謝罪などされただろうかと疑問が浮かんだが、大賀は「分かったよ」と答えていた。
「分かった。とりあえず今夜は、こっちに来るから……」
「ほんとう? ほんとうに来る? 帰ってくる?」
「来るから、もう行かせてくれ」
溜息をつきながら、小さな手を振りほどく。
待ってるから、と言い続ける少女を振り返ることなく、大賀はその場を立ち去った。
単純な後悔とも違う、不可解な澱のようなものが、大賀の胸によどんでいた。
うっかり好奇心をおこしたおかげで、おかしなことになってしまった気がするのだが、何か……

(何か俺は見落としているんじゃないか?)

いや、すでに自分は知ってることを、上手に並べられずにいるだけではないか。
頭が痛い、と大賀は首を振った。
この頭痛さえ、思考停止のために自分が生み出した痛みのような気がして、大賀は足をとめてしまった。
思うところあって、そのまま門を出ることなく、足早に庭へとまわりこむ。
木の陰から、そっと庭をのぞきこむと、松の木の向こう、池のほとりに佇む男の姿がある。
穏かな横顔は、まるで自宅の庭にでもいるように落ち着いて見える。
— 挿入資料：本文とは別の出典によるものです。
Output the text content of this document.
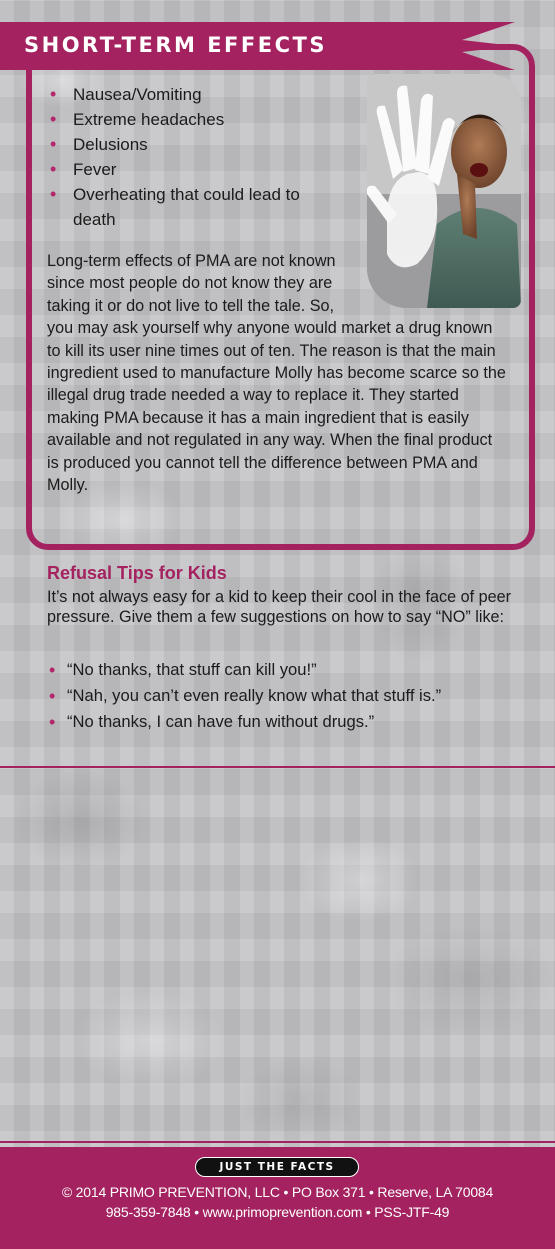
SHORT-TERM EFFECTS
• Nausea/Vomiting
• Extreme headaches
• Delusions
• Fever
• Overheating that could lead to death
Long-term effects of PMA are not known since most people do not know they are taking it or do not live to tell the tale. So, you may ask yourself why anyone would market a drug known to kill its user nine times out of ten. The reason is that the main ingredient used to manufacture Molly has become scarce so the illegal drug trade needed a way to replace it. They started making PMA because it has a main ingredient that is easily available and not regulated in any way. When the final product is produced you cannot tell the difference between PMA and Molly.
Refusal Tips for Kids

It’s not always easy for a kid to keep their cool in the face of peer pressure. Give them a few suggestions on how to say “NO” like:

• “No thanks, that stuff can kill you!”
• “Nah, you can’t even really know what that stuff is.”
• “No thanks, I can have fun without drugs.”
JUST THE FACTS
© 2014 PRIMO PREVENTION, LLC • PO Box 371 • Reserve, LA 70084
985-359-7848 • www.primoprevention.com • PSS-JTF-49
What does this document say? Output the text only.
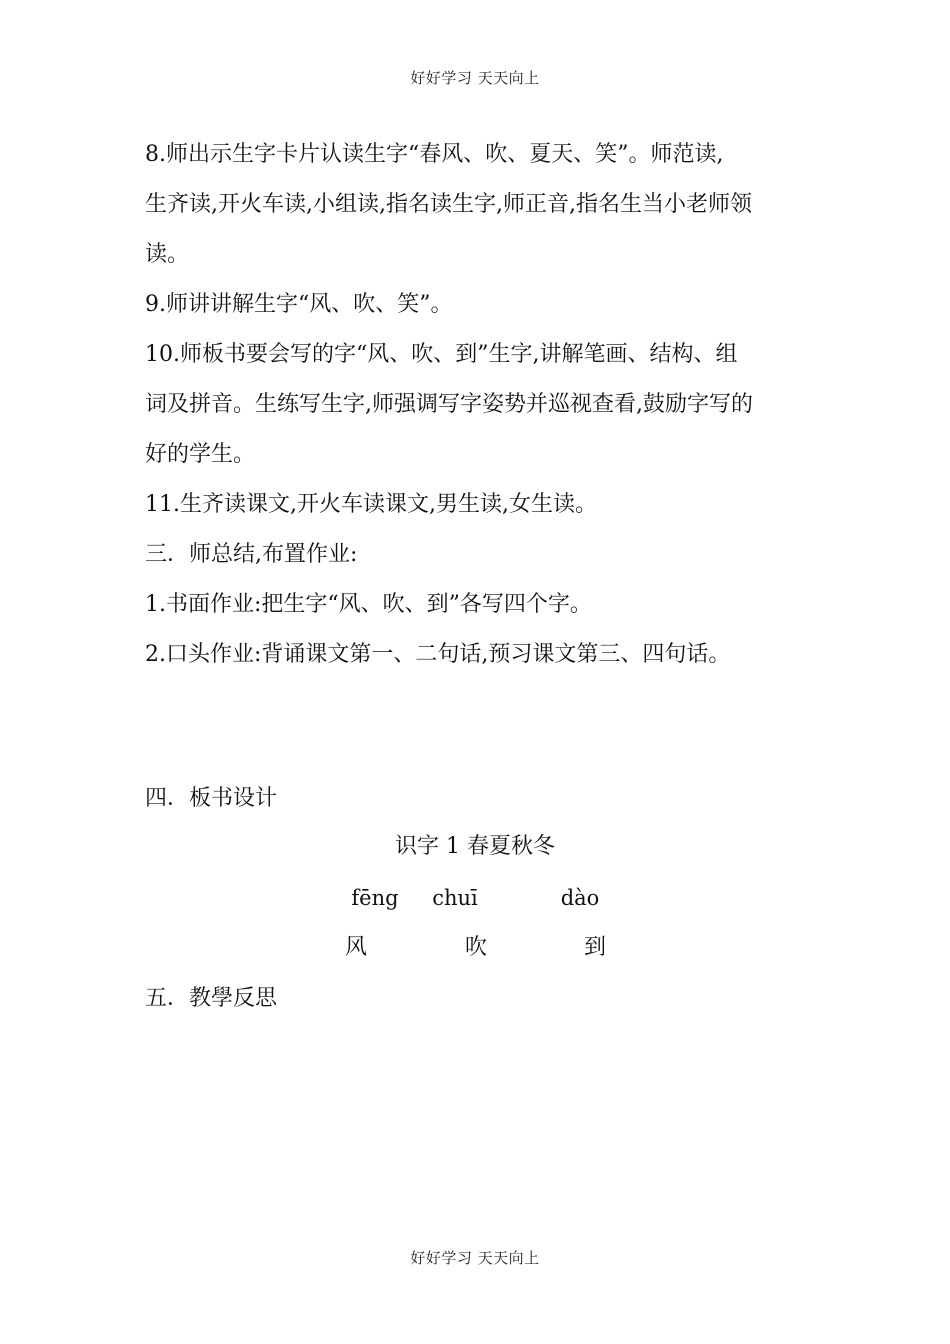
好好学习 天天向上

8.师出示生字卡片认读生字“春风、吹、夏天、笑”。师范读,

生齐读,开火车读,小组读,指名读生字,师正音,指名生当小老师领

读。

9.师讲讲解生字“风、吹、笑”。

10.师板书要会写的字“风、吹、到”生字,讲解笔画、结构、组

词及拼音。生练写生字,师强调写字姿势并巡视查看,鼓励字写的

好的学生。

11.生齐读课文,开火车读课文,男生读,女生读。

三．师总结,布置作业:

1.书面作业:把生字“风、吹、到”各写四个字。

2.口头作业:背诵课文第一、二句话,预习课文第三、四句话。

四．板书设计
识字 1 春夏秋冬
fēng	chuī	dào
风	吹	到
五．教學反思
好好学习 天天向上
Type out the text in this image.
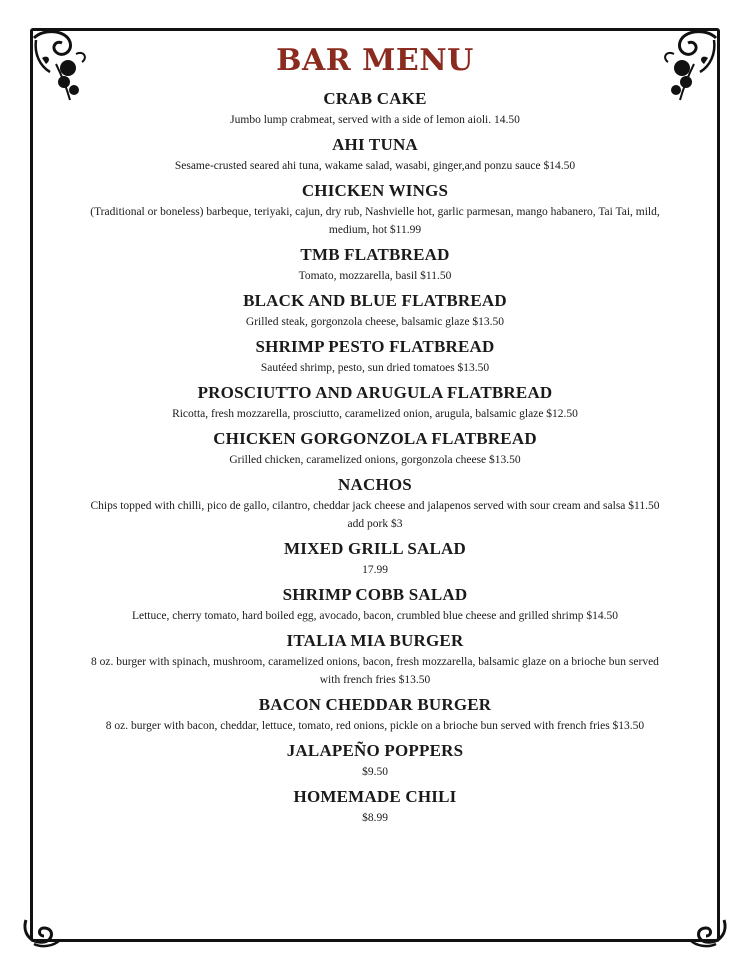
BAR MENU
CRAB CAKE
Jumbo lump crabmeat, served with a side of lemon aioli. 14.50
AHI TUNA
Sesame-crusted seared ahi tuna, wakame salad, wasabi, ginger,and ponzu sauce $14.50
CHICKEN WINGS
(Traditional or boneless) barbeque, teriyaki, cajun, dry rub, Nashvielle hot, garlic parmesan, mango habanero, Tai Tai, mild, medium, hot $11.99
TMB FLATBREAD
Tomato, mozzarella, basil $11.50
BLACK AND BLUE FLATBREAD
Grilled steak, gorgonzola cheese, balsamic glaze $13.50
SHRIMP PESTO FLATBREAD
Sautéed shrimp, pesto, sun dried tomatoes $13.50
PROSCIUTTO AND ARUGULA FLATBREAD
Ricotta, fresh mozzarella, prosciutto, caramelized onion, arugula, balsamic glaze $12.50
CHICKEN GORGONZOLA FLATBREAD
Grilled chicken, caramelized onions, gorgonzola cheese $13.50
NACHOS
Chips topped with chilli, pico de gallo, cilantro, cheddar jack cheese and jalapenos served with sour cream and salsa $11.50 add pork $3
MIXED GRILL SALAD
17.99
SHRIMP COBB SALAD
Lettuce, cherry tomato, hard boiled egg, avocado, bacon, crumbled blue cheese and grilled shrimp $14.50
ITALIA MIA BURGER
8 oz. burger with spinach, mushroom, caramelized onions, bacon, fresh mozzarella, balsamic glaze on a brioche bun served with french fries $13.50
BACON CHEDDAR BURGER
8 oz. burger with bacon, cheddar, lettuce, tomato, red onions, pickle on a brioche bun served with french fries $13.50
JALAPEÑO POPPERS
$9.50
HOMEMADE CHILI
$8.99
片手が動いているのは、池の鯉に餌でも与えているのだろうか。

――津田に似ている

さざ波のように、奇妙な既視感が大賀の胸に打ち寄せていた。
この男は津田にとてもよく似ている。
それは一目で分かったことで、故人を知る誰が見ても同じように言うに違いない。

(でも)

それ以外の誰かにも似ていて――どこかで会っている気がするのは何故だろう?